Age of onset of symptoms: From the age of 1 year for the detection of copper accumulation in the liver; 3-4 years for the appearance of clinical signs of the disease.

Copper is an essential trace element that is required in several key metabolic body processes. Copper excess and accumulation in the body leads to copper toxicosis which can have both genetic and environmental causes. The genetic disease, seen in both humans and the dog, has historically been called Wilson disease, and can involve deregulated copper uptake, utilization and/or excretion by the body.
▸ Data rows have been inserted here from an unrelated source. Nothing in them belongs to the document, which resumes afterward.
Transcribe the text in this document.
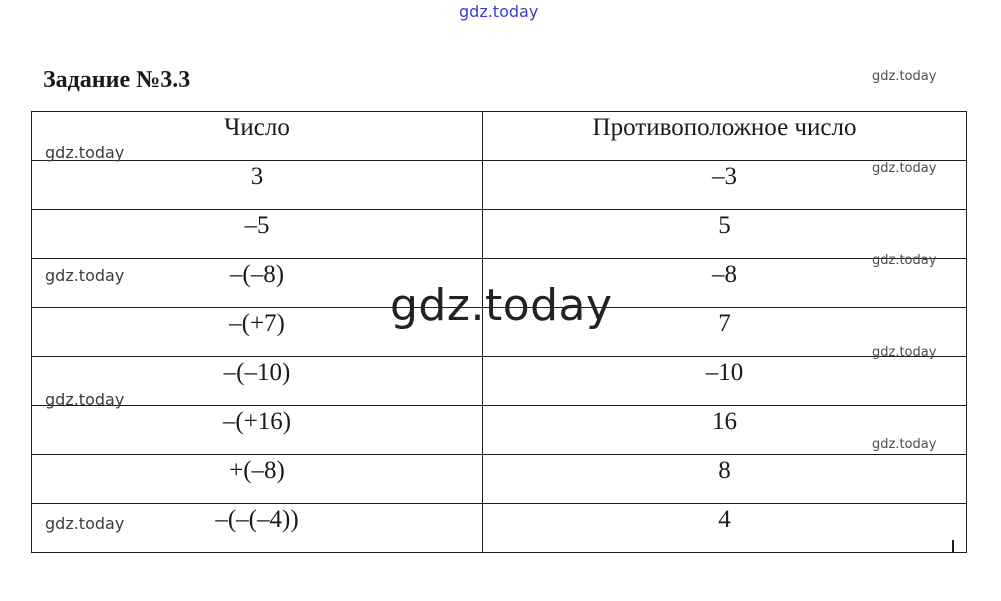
gdz.today
Задание №3.3
Число	Противоположное число
3	–3
–5	5
–(–8)	–8
–(+7)	7
–(–10)	–10
–(+16)	16
+(–8)	8
–(–(–4))	4
gdz.today
gdz.today
gdz.today
gdz.today
gdz.today
gdz.today
gdz.today
gdz.today
gdz.today
gdz.today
In the 1970s and 80s, copper toxicosis was reported as a genetic disease with autosomal recessive heredity in the Bedlington Terrier dog breed. In susceptible but as yet asymptomatic animals, copper accumulation was detected in the liver by one year of age. By 3-4 years of age, clinical signs of copper toxicity include lethargy, anorexia, vomiting, polydipsia (increased drinking) and polyuria (increased urinary frequency), progressing to overt signs of hepatitis and cirrhosis including jaundice, weight loss, abdominal fluid retention (ascites), and hepatic encephalopathy (deterioration of brain function). On lab analysis, affected animals show increased copper accumulation in the liver and decreased copper excretion in the bile. DNA studies in 1999 identified a linked marker on chromosome 10 while in 2005 the causal mutation for the disease in Bedlington terriers was identified in the COMMD1 gene. This gene codes for a protein involved in normal cellular protein degradation and its inactivation results in disrupted copper excretion in the bile leading to the progressive accumulation of copper in the liver and the clinical signs of copper toxicosis. DNA tests for the COMMD1 mutation have reduced but not eliminated copper toxicosis in Bedlington Terriers, indicating that mutations in other genes must also be involved in the disease. In 2016, studies in the Labrador retriever identified mutations in the ATP7B gene, which codes for a copper transport protein in the cell membrane, as an additional potential cause of copper toxicosis. This mutation was subsequently shown to contribute to the disease in Bedlington Terriers. In addition, environmental factors, such as copper content within the diet, can affect the presentation and progression of the disease.

Copper toxicosis in the dog remains a polygenic disease with environmental contributions. DNA tests are advised for animals in susceptible breeds that are to be used for reproduction. Diets with reduced copper content and medication to increase copper excretion are available to treat affected animals.